I was looking into training machine learning models in multiple cores. To be more clear, suppose I have “N” machine learning units (for eg. three layered neural network [in-hid-out] ). Each of the units are identical to each other. However, I want to train each network with different input of same nature (for eg. If I have 10 machine learning units with MNIST data as input, each of the 10 units will be trained on different sets of data). You can think of it as training the networks with MNIST in 10 geographically dispersed location where we are not sure which network will have what set of inputs. However, at somepoint I want to communicate between the machine learning models while updating the weights. I want to distribute same weights to all the models. For people who know federated learning, its like applying federated learning in multiple CPU/GPU cores.
Is it possible to do something like this in multiple cores of a CPU or GPU? Or is there any documentation that you can provide me?
IIUC, this is typical
DistributedDataParallel training? If so, yes, PyTorch natively support that. Here is another tutorial.
I am not sure what to call this. But its kind of distributed training where each of the neural network in different processes communicate while updating the weight. Would the approaches you provided do the same?
P.S. I don’t want to distribute a single set of input to multiple nodes/processes. Suppose I have 2 nodes N1 and N2, then I need to send a set of input for N1 and another set of input for N2, which is different than the set for N1 (and not collected in batches from a common data set). I am not sure if I explained it correctly. Sorry about that.

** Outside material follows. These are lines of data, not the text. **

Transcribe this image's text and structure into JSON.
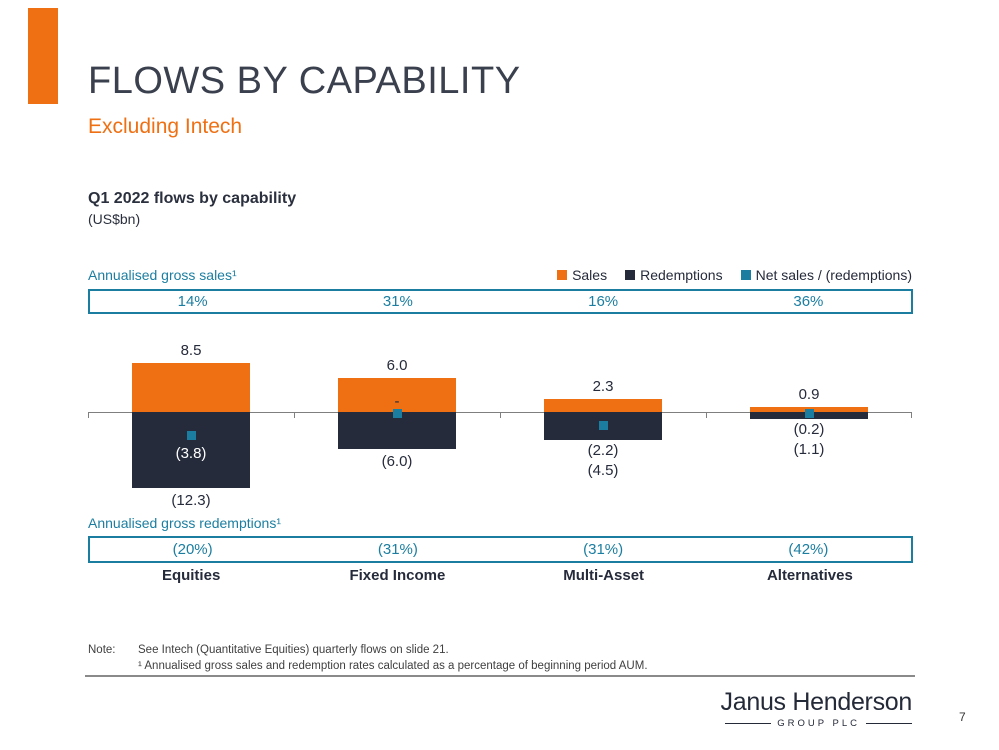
{
  "slide": {
    "title": "FLOWS BY CAPABILITY",
    "subtitle": "Excluding Intech",
    "page_number": "7"
  },
  "chart": {
    "title": "Q1 2022 flows by capability",
    "unit": "(US$bn)",
    "gross_sales_label": "Annualised gross sales¹",
    "gross_redemptions_label": "Annualised gross redemptions¹",
    "legend": [
      {
        "label": "Sales",
        "color": "#EF7013"
      },
      {
        "label": "Redemptions",
        "color": "#262B3B"
      },
      {
        "label": "Net sales / (redemptions)",
        "color": "#1B7EA1"
      }
    ]
  },
  "chart_data": {
    "type": "bar",
    "title": "Q1 2022 flows by capability (US$bn)",
    "categories": [
      "Equities",
      "Fixed Income",
      "Multi-Asset",
      "Alternatives"
    ],
    "series": [
      {
        "name": "Sales",
        "color": "#EF7013",
        "values": [
          8.5,
          6.0,
          2.3,
          0.9
        ],
        "labels": [
          "8.5",
          "6.0",
          "2.3",
          "0.9"
        ]
      },
      {
        "name": "Redemptions",
        "color": "#262B3B",
        "values": [
          -12.3,
          -6.0,
          -4.5,
          -1.1
        ],
        "labels": [
          "(12.3)",
          "(6.0)",
          "(4.5)",
          "(1.1)"
        ]
      },
      {
        "name": "Net sales / (redemptions)",
        "color": "#1B7EA1",
        "values": [
          -3.8,
          0.0,
          -2.2,
          -0.2
        ],
        "labels": [
          "(3.8)",
          "-",
          "(2.2)",
          "(0.2)"
        ],
        "label_placement": [
          "inside",
          "above-axis",
          "below-bar-stacked",
          "below-bar-stacked"
        ]
      }
    ],
    "annualised_gross_sales_pct": [
      "14%",
      "31%",
      "16%",
      "36%"
    ],
    "annualised_gross_redemptions_pct": [
      "(20%)",
      "(31%)",
      "(31%)",
      "(42%)"
    ],
    "axis": {
      "zero_line": true,
      "gridlines": false,
      "legend_position": "top-right"
    }
  },
  "notes": {
    "label": "Note:",
    "lines": [
      "See Intech (Quantitative Equities) quarterly flows on slide 21.",
      "¹ Annualised gross sales and redemption rates calculated as a percentage of beginning period AUM."
    ]
  },
  "footer": {
    "logo_name": "Janus Henderson",
    "logo_subtitle": "GROUP PLC"
  },
  "colors": {
    "accent_orange": "#EF7013",
    "dark_navy": "#262B3B",
    "teal": "#1B7EA1",
    "title_gray": "#3A404D",
    "axis_gray": "#7f7f7f"
  }
}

But its kind of distributed training where each of the neural network in different processes communicate while updating the weight
Does it have to communicate parameters instead of gradients? If all you need is to keep the parameters on all processes in sync, communicating gradients should be sufficient I think.
I don’t want to distribute a single set of input to multiple nodes/processes.
Yep, DDP does not split inputs, instead each process need to prepare its own inputs.
One question is, does the parameters/gradients communication occur in a synchronized or asynchronized fashion? “Synchronized” means all processes communicate at exactly the same time, while asynchronized can be something like gossip. DDP only works for synchronized use cases. If you need asynchronized communication, you can directly use c10d (allreduce, allgather, broadcast, etc.) and create multiple sub-groups to perform communicatioin.
I am not a Machine Learning savvy, so please mind the errors while I write this:
I think the figure will explain this right. Since I will be gathering the weights of all the networks residing at different processes, I need to pass the weight parameters right? And the weight gathering needs to happen asynchronously, at different point of time. But to get a start, at this point, we can assume that the weight gathering happens synchronously, at the same point of time.
Furthermore, the gathered weights need to be averaged at the root process and the aggregated weight should be broadcasted again to the networks for next epoch. I am not sure if you get this due to my weird way of explaining things but thanks for being modest and replying promptly.
If you could tell me a specific way to handle this, I could narrow down my scope of researching the documents and tutorials. Thank you again.
P.S. each of the networks will have local training epochs (hence update the weights in different period of time)
Based on the diagram and explanations, it seems like you are trying to train the network, with each node training on its own data, and ensuring that the parameters stay in sync across all the nodes. If this is the case, you will want to communicate the gradients, and not the weights.
DDP works perfectly for synchronous distributed training. Each node will independently perform the forward and backward pass on its own batch of data. Then, each node will send its computed gradients to every other node. Once each node has the gradients for all other nodes, they will independently average all the gradients and run the optimizer to perform the gradient update. One note is that there is no “root” process responsible for aggregating the gradients (what you’re describing is similar to a parameter server). In DDP, the nodes communicate with each to exchange gradients.
For asynchronous distributed training, you can use the c10d communication primitives as @mrshenli described above.